Test the Application
At this point, we should be able to run NetBox’s development server for testing. We can check by starting a development instance:
(venv) $ python3 manage.py runserver 0.0.0.0:8000 --insecure
Performing system checks...
System check identified no issues (0 silenced).
November 17, 2020 - 16:08:13
Django version 3.1.3, using settings 'netbox.settings'
Starting development server at http://0.0.0.0:8000/
Quit the server with CONTROL-C.
Next, connect to the name or IP of the server (as defined in ALLOWED_HOSTS) on port 8000; for example, http://127.0.0.1:8000/. You should be greeted with the NetBox home page.
Warning
The development server is for development and testing purposes only.
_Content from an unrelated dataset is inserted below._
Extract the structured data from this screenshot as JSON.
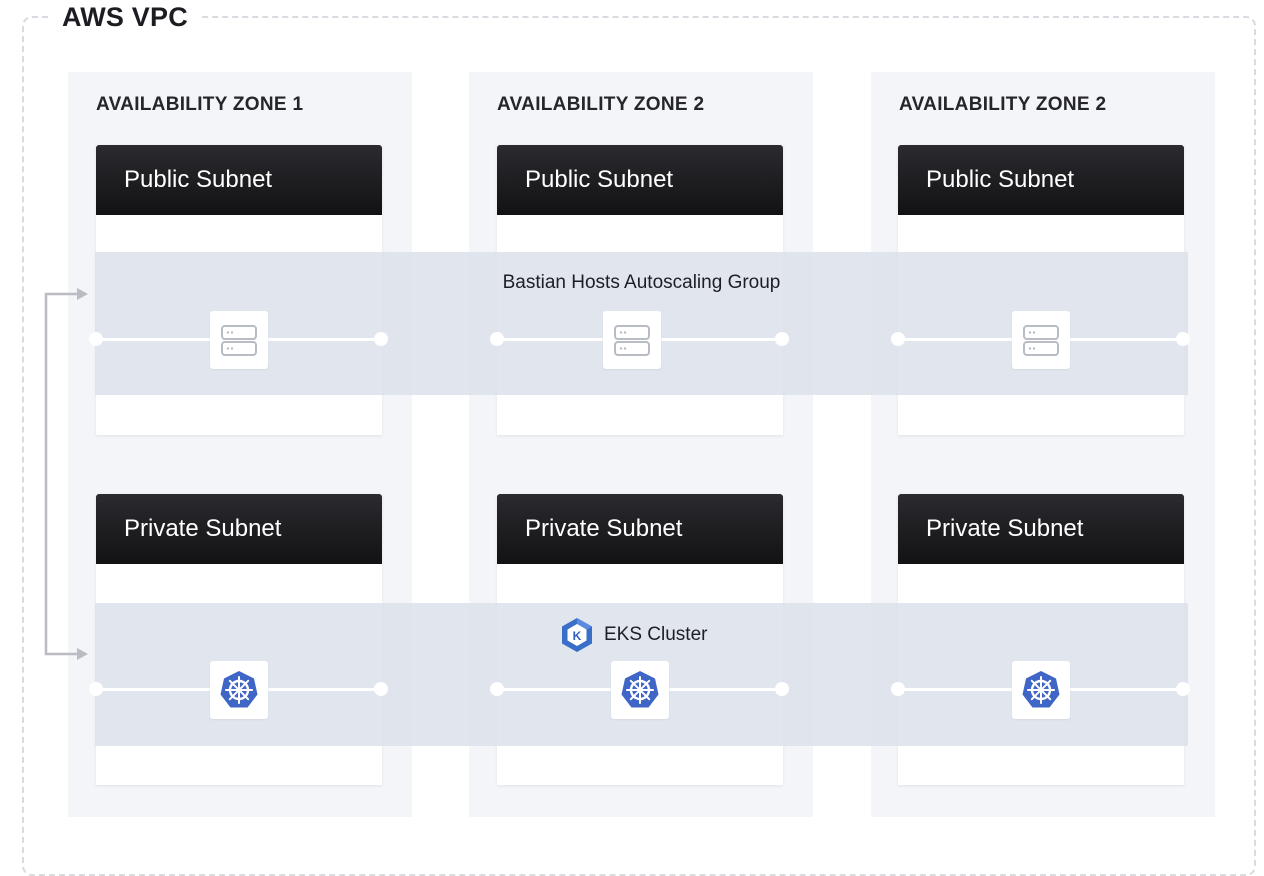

It is neither performant nor secure enough for production use. Do not use it in production.
Warning
If the test service does not run, or you cannot reach the NetBox home page, something has gone wrong. Do not proceed with the rest of this guide until the installation has been corrected.
Note that the initial user interface will be locked down for non-authenticated users.
Try logging in using the superuser account we just created. Once authenticated, you’ll be able to access all areas of the UI:
Type Ctrl+c to stop the development server.